With its crazy travel schedules, hotels, planes and so on, touring can be an unpredictable endeavor for any musician, as country star Bill Anderson well knows. The singer-songwriter and television personality ran into something unexpected (literally) while out on the road with his acoustic trio recently, when his tour bus struck a moose near Sandpoint, Idaho.

The 74-year-old Country Music Hall of Famer and his band were traveling to do a show in Libby, Montana over the weekend when the accident occurred. Anderson's website reports the "moose-hap" shook everyone up, but nobody was hurt -- except the moose, which the site reports "paid the ultimate price."
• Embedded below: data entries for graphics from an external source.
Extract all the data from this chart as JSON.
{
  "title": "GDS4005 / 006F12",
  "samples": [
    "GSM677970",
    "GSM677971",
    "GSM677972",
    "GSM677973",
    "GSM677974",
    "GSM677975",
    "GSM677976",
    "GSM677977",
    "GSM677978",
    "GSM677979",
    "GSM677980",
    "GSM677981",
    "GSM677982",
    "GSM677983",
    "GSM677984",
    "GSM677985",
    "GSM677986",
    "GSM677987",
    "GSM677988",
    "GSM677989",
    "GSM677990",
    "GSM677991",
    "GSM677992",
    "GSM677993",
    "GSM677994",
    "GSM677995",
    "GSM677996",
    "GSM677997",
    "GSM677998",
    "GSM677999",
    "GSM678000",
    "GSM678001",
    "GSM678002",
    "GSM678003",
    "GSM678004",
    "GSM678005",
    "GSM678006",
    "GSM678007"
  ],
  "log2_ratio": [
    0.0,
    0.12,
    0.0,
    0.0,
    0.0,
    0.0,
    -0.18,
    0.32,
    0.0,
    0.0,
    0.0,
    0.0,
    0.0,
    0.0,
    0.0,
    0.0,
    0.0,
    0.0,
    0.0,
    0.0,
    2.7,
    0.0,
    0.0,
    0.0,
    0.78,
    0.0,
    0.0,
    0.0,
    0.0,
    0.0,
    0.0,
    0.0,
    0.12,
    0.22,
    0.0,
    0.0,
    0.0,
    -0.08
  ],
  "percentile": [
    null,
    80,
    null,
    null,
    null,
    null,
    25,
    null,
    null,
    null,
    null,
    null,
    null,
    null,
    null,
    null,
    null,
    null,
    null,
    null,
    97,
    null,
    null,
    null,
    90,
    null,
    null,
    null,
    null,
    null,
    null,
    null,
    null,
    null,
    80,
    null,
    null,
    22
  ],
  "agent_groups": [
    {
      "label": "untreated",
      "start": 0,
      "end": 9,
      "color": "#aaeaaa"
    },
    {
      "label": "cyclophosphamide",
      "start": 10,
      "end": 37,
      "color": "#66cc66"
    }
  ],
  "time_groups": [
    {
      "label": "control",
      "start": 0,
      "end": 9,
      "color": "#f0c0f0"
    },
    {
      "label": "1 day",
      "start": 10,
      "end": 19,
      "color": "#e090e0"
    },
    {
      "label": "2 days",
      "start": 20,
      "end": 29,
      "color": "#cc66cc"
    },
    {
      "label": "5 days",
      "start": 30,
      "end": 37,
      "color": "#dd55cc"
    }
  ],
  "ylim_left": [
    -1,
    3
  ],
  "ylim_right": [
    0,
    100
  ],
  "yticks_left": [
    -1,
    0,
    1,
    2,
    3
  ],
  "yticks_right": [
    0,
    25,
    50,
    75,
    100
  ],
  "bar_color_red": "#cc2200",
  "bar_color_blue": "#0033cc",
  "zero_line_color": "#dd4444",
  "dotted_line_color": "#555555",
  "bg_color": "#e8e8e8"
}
Anderson has enjoyed a decades-long career as an artist, releasing more than 40 studio albums and placing seven No. 1 hits. His low-key vocal delivery and spoken word recitations earned him the nickname "Whisperin' Bill." He co-hosted the game show 'The Better Sex' in 1977, and the music quiz show 'Fandango' on the Nashville Network from 1983 until 1989, but it is as a songwriter that he has had the most impact, writing hits and standards including 'City Lights' for Ray Price, Connie Smith's 'Once a Day,' 'A Lot of Things Different' for Kenny Chesney, and the Brad Paisley/Alison Krauss duet 'Whiskey Lullaby,' among many others.